Luvelle Brown cited those findings as evidence of the allegations’ inaccuracy and irrelevance. Anjanette Brown said the response was frustrating because she had tried to explicitly state in her petition that she did not want the personal aspects of her disputes with Luvelle to be investigated—just the aspects that could have been violations of his office.
“This is not about Family Court dirty laundry,” she said, and the petition expresses identical sentiment. “This is about a systemic problem in our community. That should be addressed. He was aided and allowed to carry out and blur lines because of his position and authority and that is wrong.”

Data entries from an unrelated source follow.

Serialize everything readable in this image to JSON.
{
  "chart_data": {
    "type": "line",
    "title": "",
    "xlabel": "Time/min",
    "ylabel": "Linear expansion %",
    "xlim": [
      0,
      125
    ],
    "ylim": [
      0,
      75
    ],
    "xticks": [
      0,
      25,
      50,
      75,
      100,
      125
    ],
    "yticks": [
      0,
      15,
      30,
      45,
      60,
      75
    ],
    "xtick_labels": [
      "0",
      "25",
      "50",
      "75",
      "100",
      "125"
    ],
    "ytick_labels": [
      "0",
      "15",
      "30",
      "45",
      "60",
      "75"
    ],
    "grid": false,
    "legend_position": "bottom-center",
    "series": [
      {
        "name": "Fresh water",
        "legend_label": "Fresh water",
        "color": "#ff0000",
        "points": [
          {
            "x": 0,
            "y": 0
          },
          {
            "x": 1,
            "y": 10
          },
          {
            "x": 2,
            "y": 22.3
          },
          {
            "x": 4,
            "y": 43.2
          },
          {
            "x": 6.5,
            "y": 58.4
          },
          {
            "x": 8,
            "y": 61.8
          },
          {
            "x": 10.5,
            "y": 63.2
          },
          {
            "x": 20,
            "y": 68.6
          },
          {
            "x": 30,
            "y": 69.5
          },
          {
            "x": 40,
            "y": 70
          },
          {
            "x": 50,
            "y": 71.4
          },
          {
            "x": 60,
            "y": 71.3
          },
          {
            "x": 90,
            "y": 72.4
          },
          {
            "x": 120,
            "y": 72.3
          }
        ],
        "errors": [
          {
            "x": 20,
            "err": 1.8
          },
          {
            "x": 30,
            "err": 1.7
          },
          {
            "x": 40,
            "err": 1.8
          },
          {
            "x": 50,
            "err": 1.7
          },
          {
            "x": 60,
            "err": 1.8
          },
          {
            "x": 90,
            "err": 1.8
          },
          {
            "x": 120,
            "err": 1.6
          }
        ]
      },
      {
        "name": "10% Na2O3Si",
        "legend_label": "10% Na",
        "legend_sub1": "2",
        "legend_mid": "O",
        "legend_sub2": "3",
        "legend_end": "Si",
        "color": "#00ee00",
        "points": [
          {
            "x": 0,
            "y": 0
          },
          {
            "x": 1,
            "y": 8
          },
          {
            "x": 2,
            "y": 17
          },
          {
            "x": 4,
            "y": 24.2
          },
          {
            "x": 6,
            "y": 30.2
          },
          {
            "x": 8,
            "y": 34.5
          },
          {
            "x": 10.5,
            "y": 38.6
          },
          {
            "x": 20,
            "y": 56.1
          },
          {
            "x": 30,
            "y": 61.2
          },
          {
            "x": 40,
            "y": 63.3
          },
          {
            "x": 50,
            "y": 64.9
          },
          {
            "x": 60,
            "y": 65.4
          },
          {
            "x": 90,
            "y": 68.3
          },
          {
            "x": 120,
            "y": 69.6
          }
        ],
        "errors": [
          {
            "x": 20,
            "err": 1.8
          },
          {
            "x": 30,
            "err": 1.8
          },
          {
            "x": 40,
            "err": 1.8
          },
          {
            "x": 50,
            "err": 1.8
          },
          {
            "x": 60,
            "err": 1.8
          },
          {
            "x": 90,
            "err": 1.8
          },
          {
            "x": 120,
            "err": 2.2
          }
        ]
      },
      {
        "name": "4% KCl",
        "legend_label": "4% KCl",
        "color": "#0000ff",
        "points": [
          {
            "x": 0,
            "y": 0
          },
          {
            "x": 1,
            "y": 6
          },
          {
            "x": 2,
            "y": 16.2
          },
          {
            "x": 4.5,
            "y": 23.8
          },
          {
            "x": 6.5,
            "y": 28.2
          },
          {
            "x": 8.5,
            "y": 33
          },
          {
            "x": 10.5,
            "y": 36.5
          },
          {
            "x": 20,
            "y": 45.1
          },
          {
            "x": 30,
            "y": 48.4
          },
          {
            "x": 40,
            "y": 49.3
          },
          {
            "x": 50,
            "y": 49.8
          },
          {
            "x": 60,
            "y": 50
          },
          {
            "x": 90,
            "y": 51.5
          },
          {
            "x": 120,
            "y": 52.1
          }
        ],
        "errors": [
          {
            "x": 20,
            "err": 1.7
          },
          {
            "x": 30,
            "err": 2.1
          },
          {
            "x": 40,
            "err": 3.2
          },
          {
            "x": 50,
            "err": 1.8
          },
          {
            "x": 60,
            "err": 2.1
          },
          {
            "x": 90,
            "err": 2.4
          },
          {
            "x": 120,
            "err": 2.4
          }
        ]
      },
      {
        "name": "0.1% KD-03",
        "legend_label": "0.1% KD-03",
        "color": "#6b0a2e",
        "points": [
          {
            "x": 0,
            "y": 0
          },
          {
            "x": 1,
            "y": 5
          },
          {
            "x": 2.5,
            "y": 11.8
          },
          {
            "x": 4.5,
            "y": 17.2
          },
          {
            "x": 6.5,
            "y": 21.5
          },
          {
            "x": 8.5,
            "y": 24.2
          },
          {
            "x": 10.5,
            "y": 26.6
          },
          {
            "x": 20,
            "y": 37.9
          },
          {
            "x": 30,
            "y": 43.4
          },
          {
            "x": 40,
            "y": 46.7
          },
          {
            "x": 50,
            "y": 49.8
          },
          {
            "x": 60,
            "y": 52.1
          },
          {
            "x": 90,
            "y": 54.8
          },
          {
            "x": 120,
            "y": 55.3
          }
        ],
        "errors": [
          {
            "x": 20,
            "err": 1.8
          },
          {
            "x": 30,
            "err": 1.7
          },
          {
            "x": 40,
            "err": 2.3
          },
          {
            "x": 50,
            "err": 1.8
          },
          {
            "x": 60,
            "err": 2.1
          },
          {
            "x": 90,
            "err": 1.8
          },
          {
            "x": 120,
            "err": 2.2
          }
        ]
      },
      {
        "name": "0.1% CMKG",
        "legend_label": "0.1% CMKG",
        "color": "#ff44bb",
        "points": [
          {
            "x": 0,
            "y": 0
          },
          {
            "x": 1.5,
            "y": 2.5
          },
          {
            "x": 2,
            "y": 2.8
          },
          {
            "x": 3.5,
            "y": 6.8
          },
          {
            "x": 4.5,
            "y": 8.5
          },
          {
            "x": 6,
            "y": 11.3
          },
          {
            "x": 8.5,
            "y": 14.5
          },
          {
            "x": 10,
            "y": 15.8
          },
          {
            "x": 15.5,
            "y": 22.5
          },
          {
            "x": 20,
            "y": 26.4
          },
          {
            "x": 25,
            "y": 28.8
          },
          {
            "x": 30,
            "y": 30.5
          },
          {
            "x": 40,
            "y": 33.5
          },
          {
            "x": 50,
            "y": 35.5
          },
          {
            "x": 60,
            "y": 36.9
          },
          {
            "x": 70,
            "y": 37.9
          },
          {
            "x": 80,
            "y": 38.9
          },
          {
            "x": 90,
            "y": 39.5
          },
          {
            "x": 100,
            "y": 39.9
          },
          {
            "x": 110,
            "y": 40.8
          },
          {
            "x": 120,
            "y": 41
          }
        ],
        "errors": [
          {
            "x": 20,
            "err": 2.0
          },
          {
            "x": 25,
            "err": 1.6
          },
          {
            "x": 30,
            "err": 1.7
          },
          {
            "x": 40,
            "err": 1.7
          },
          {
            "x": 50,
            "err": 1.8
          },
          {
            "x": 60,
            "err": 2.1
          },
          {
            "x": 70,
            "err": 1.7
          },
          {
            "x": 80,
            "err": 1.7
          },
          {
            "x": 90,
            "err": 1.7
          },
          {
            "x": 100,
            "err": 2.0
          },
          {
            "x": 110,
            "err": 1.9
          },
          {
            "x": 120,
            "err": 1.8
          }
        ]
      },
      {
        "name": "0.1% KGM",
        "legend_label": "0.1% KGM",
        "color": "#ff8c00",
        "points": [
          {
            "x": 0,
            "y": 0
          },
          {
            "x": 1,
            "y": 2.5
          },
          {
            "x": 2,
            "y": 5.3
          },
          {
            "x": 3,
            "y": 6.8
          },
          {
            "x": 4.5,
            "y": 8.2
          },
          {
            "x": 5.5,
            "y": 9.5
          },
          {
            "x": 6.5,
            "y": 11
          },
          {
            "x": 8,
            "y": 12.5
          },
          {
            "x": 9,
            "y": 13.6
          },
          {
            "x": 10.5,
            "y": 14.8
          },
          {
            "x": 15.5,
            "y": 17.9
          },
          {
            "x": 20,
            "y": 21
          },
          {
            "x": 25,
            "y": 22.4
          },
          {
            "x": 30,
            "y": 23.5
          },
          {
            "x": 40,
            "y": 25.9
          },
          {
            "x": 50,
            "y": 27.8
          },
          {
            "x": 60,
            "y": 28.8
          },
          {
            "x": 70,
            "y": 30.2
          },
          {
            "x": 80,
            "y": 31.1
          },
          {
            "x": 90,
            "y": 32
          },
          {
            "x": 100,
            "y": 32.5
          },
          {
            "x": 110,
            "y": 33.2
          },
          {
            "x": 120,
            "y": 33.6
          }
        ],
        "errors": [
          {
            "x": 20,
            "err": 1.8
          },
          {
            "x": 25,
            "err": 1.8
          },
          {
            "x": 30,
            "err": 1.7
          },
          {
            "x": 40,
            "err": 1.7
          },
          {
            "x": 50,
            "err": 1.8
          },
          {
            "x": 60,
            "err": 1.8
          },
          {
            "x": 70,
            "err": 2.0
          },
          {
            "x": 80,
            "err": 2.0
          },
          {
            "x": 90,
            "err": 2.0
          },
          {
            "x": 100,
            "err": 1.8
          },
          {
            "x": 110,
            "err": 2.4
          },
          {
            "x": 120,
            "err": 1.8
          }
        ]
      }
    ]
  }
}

Shortly after receiving that answer from the Board of Education, Brown sent her lengthy petition to the State Department of Education and the Office of Human Rights. The condensed letter was also sent, authored by Peyi Soyinka-Airewele, a Professor at Ithaca College and member of the Tompkins County Human Rights Commission, as well as Mojubaolu Okome, a professor at CUNY Brooklyn College and Hafsat Abiola, the executive president of Women in Africa Initiative—all of whom appear to have become involved as advocates for Anjanette Brown.
Anjanette said she feels like she had to be the “David to Goliath,” lamenting that it took her years to be more public about the difficulties she’s faced and the problems she alleges. Soyinka-Airewele reiterated that she believes much of the blame should rest with the Board of Education, emphasizing a more systemic problem of lack of oversight and accountability between the Board of Education and the superintendent.
“The school system should be a haven for children, including those whose families might be experiencing turbulence,” the letter states. “Consequently, the school district cannot be hijacked by any administrator or powerbroker who refuses to conduct their affairs without prejudice and bias. (…) We believe an independent investigation will strengthen the Ithaca school district and send a clear message that New York State is indeed committed to ensuring our schools are safe havens for all students irrespective of the power, wealth, gender and other statuses of their parents.”
As of Jan. 13, Soyinka-Airewele and Anjanette Brown said they have not heard back from the Department of Education regarding their request.